Für die Passagiere ist es zur Hoch-Zeit morgens so eng, dass sie sich bis nach draußen vor dem Portal stauen. "Wenn es regnet und schneit, ist das nicht schön", sagt Gelfert. Gelfert - Vollbart, braunes Sakko - blickt vom Balkon über das Rollfeld in Richtung eines supermodernen Hangars, der wirkt, als habe er sich unerlaubt in die Kulisse geschoben: der architektonische Dreh- und Angelpunkt der jüngsten Akte im VW-Drama.

Volkswagen betreibt rund um diesen Hangar samt kleinem Verwaltungsgebäude eine Art Flughafen im Flughafen. Etwas abseits, neben dem Fallschirmspringer-Club und abgeschottet von einem hohen Zaun, gibt es einen zweiten Zugang zum Braunschweiger Flughafen - den für die Top- und Spitzenkräfte des Volkswagen-Konzerns.

Es waren wohl streng logistische Überlegungen, die Volkswagen die entscheidenden Präsidiums-Sitzungen in diesem Hangar haben ansetzen lassen. Aus Hannover ist Niedersachsens Ministerpräsident Stephan Weil dank der nahen Autobahn A 2 jeweils schnell vor Ort.
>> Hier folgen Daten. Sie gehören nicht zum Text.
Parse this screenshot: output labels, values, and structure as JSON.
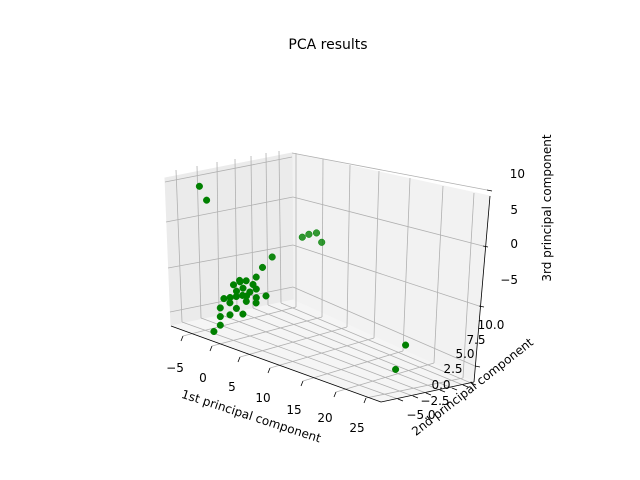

Die Arbeitnehmervertreter wie Betriebsratschef Bernd Osterloh und Vize Stephan Wolf rauschen aus Wolfsburg heran.

Besonders bequem haben es naturgemäß die Präsidiumsmitglieder, die mit dem Flieger kommen - eine Option für Wolfgang Porsche (Stuttgart/München), den Chefkontrolleur Berthold Huber (Frankfurt) und - bei der Sitzung im April - Ferdinand Piëch (Salzburg).

Sie können direkt bis zu dem Gebäude rollen und müssen nicht den Umweg über die offizielle Empfangshalle nehmen. "Wir haben den Anspruch auf Exzellenz", sagte Flugbetriebsleiter Luis Antonio Sancha Garcia einmal der VW-Mitarbeiterzeitung.